UW Innovation Day brings government representatives to campus

Suzanne Scharlock

Suzanne Scharlock, speaking at a previous event in 2014.

Twenty-seven state representatives toured the University of Washington’s innovation centers on Tuesday, Sept. 29, 2015 for UW Innovation Day. The Buerk Center for Entrepreneurship’s director, Connie Bourassa-Shaw, spoke to the representatives about the Buerk Center’s programs and successes.

Several graduates of the Buerk Center’s programs and competitions were also able to speak to the representatives about their entrepreneurial experiences, including Suzanne Scharlock, a recent Foster School and Lavin Entrepreneurship Program graduate. Below is a transcript of her talk.

“I was a Lavin student, which [is a program that] gives out scholarships for entrepreneurial-minded students. It basically has a scholarship program which gives out scholarships for getting a job at a startup, not toward your tuition. So I took advantage of my Lavin scholarship while I was a freshman and I was connected with a startup in South Lake Union. It actually came out of the Techstars program when the startup office was located in South Lake Union, not in its current office today.

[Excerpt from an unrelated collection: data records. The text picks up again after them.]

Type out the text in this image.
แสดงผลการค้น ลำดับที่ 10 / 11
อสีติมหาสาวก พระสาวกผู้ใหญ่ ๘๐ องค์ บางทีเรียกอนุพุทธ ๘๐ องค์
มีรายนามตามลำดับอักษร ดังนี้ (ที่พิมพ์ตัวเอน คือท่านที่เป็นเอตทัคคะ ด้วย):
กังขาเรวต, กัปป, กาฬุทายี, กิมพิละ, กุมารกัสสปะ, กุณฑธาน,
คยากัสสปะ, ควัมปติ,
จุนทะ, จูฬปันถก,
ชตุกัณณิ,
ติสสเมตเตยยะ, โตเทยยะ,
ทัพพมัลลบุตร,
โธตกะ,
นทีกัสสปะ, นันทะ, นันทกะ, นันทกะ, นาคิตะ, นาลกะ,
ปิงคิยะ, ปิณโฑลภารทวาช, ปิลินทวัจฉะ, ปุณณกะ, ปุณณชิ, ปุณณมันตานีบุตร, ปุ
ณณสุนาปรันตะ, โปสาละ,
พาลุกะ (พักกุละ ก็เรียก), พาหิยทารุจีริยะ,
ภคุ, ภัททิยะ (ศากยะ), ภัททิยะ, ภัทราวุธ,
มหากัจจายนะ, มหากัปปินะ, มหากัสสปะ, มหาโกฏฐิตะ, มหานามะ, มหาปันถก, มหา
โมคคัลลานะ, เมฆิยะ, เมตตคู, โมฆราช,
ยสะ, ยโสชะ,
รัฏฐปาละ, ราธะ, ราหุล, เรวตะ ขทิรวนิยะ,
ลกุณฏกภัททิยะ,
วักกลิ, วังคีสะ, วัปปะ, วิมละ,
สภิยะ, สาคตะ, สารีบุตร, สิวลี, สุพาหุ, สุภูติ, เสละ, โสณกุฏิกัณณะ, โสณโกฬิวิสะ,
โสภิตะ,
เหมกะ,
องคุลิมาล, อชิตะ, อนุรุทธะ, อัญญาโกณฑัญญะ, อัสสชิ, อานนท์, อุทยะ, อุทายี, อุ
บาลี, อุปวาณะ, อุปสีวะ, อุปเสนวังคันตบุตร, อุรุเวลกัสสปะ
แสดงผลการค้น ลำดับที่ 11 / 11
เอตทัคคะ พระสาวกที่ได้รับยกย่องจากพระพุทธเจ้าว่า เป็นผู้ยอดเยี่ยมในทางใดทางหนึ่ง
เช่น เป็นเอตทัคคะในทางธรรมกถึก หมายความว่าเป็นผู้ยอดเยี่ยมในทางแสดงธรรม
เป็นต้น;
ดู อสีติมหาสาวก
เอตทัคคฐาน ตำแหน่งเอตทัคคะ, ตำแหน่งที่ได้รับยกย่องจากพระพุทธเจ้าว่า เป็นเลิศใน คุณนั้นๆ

That was absolutely the best experience I could have ever had. I was connected with a wide community of Seattle entrepreneurs. I was the first employee after the CTO and the CEO, so I really had the experience of being on the founding team. I signed stock options when I was 19 years old [and] I got to go to South by Southwest, the major tech competition in Texas, and assist with the pitch.

Our company actually ended up pivoting, and I became the head of product marketing and helped launch the new app in the app store. I managed that whole product launch. This past April, we were acquired by Rhapsody International. We were actually on-boarded onto that team, so I was employed after graduation!

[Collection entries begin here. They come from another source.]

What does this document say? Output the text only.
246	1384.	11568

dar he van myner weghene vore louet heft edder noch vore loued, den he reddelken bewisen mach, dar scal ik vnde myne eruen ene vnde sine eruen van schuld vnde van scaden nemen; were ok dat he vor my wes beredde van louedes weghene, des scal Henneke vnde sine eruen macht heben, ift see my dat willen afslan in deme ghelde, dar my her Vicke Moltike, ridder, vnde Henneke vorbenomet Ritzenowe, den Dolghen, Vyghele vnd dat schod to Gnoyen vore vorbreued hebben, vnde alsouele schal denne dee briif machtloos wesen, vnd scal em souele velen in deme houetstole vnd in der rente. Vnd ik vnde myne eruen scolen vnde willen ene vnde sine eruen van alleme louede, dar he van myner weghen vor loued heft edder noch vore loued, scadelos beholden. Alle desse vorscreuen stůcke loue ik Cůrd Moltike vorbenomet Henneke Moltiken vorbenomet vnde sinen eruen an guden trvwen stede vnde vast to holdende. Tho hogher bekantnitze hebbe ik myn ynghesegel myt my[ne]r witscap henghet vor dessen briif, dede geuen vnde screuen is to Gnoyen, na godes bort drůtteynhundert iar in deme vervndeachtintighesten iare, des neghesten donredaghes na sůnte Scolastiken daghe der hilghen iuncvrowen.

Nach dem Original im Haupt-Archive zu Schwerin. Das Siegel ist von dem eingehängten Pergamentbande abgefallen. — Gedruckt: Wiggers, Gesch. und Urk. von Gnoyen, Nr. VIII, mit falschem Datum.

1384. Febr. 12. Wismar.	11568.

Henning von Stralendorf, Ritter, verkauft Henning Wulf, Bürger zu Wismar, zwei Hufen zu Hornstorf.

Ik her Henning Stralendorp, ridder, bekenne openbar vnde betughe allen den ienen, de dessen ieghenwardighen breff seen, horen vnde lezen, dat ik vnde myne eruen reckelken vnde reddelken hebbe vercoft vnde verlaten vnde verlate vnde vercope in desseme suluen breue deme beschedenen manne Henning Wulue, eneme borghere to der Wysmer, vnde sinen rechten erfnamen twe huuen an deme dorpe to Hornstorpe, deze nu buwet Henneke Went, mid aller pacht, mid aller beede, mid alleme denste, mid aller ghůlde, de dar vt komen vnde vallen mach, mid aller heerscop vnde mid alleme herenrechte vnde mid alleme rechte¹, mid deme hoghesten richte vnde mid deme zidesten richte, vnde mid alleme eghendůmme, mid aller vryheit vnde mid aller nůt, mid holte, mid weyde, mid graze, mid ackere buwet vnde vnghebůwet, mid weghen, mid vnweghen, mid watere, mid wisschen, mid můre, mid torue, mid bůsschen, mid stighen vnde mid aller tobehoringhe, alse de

So it was really exciting because while we were going through the acquisition, I was taking the entrepreneurial finance class in the entrepreneurship school, so I was learning about the entrepreneurship acquisition process in class and actually experiencing it in real life at the company that I was working for.

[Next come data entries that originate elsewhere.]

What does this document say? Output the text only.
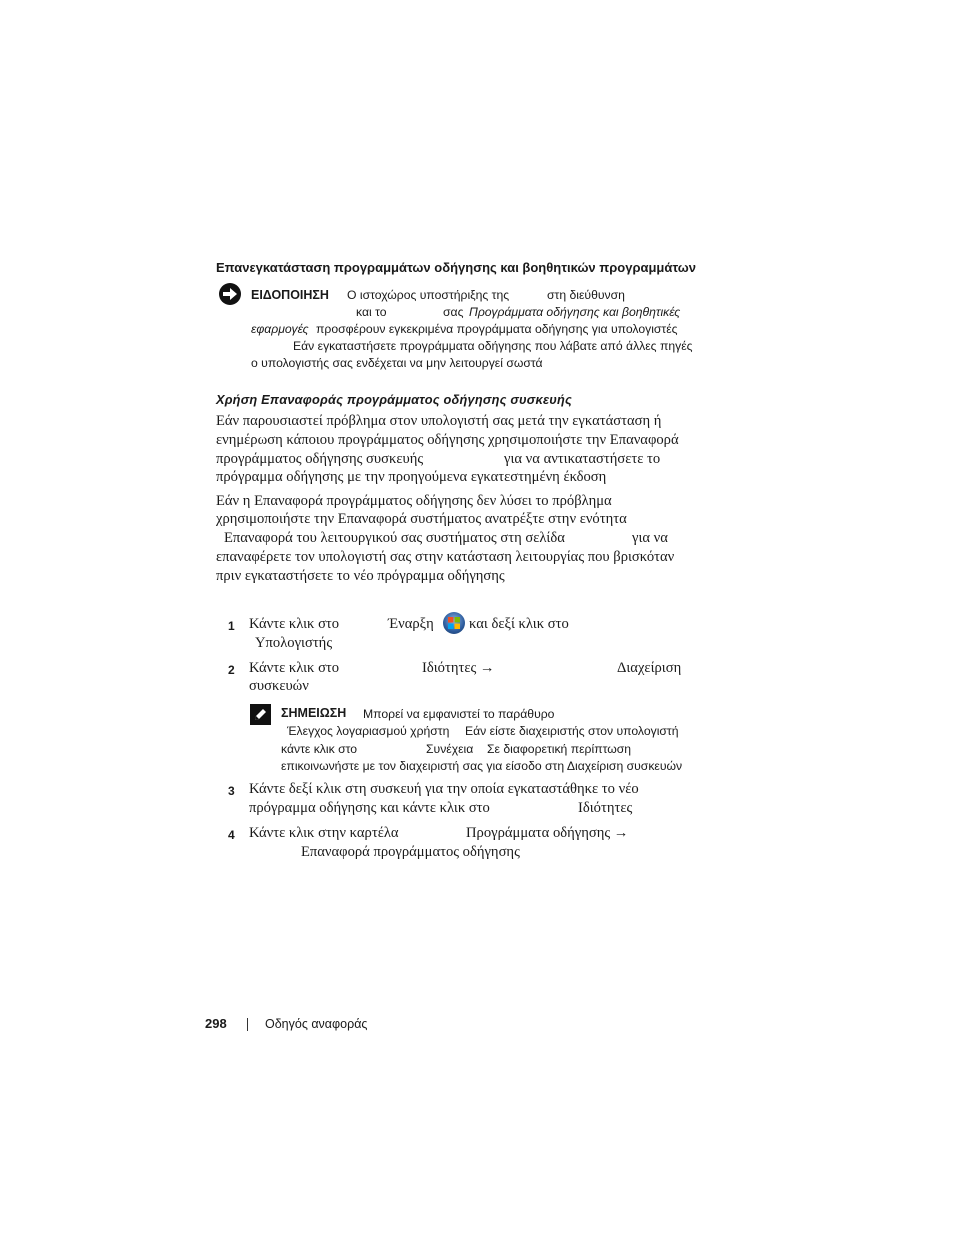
Επανεγκατάσταση προγραμμάτων οδήγησης και βοηθητικών προγραμμάτων
ΕΙΔΟΠΟΙΗΣΗ Ο ιστοχώρος υποστήριξης της	στη διεύθυνση
και το	σας Προγράμματα οδήγησης και βοηθητικές
εφαρμογές προσφέρουν εγκεκριμένα προγράμματα οδήγησης για υπολογιστές
Εάν εγκαταστήσετε προγράμματα οδήγησης που λάβατε από άλλες πηγές
ο υπολογιστής σας ενδέχεται να μην λειτουργεί σωστά
Χρήση Επαναφοράς προγράμματος οδήγησης συσκευής
Εάν παρουσιαστεί πρόβλημα στον υπολογιστή σας μετά την εγκατάσταση ή
ενημέρωση κάποιου προγράμματος οδήγησης χρησιμοποιήστε την Επαναφορά
προγράμματος οδήγησης συσκευής	για να αντικαταστήσετε το
πρόγραμμα οδήγησης με την προηγούμενα εγκατεστημένη έκδοση
Εάν η Επαναφορά προγράμματος οδήγησης δεν λύσει το πρόβλημα
χρησιμοποιήστε την Επαναφορά συστήματος ανατρέξτε στην ενότητα
Επαναφορά του λειτουργικού σας συστήματος στη σελίδα	για να
επαναφέρετε τον υπολογιστή σας στην κατάσταση λειτουργίας που βρισκόταν
πριν εγκαταστήσετε το νέο πρόγραμμα οδήγησης
1 Κάντε κλικ στο	Έναρξη και δεξί κλικ στο
Υπολογιστής
2 Κάντε κλικ στο	Ιδιότητες →	Διαχείριση
συσκευών
ΣΗΜΕΙΩΣΗ Μπορεί να εμφανιστεί το παράθυρο
Έλεγχος λογαριασμού χρήστη Εάν είστε διαχειριστής στον υπολογιστή
κάντε κλικ στο	Συνέχεια Σε διαφορετική περίπτωση
επικοινωνήστε με τον διαχειριστή σας για είσοδο στη Διαχείριση συσκευών
3 Κάντε δεξί κλικ στη συσκευή για την οποία εγκαταστάθηκε το νέο
πρόγραμμα οδήγησης και κάντε κλικ στο	Ιδιότητες
4 Κάντε κλικ στην καρτέλα	Προγράμματα οδήγησης →
Επαναφορά προγράμματος οδήγησης
298	Οδηγός αναφοράς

I absolutely, 100 percent accredit my ability to work in startups to the Lavin program. I would not have been connected to that company if it hadn’t been for Lavin and to have really built my network. As Connie [Bourassa-Shaw, the Buerk Center for Entrepreneurship’s director] had said before, your network is your net worth. I really feel well-equipped to start my own company in the future because of the network I was able to build through the Lavin program.”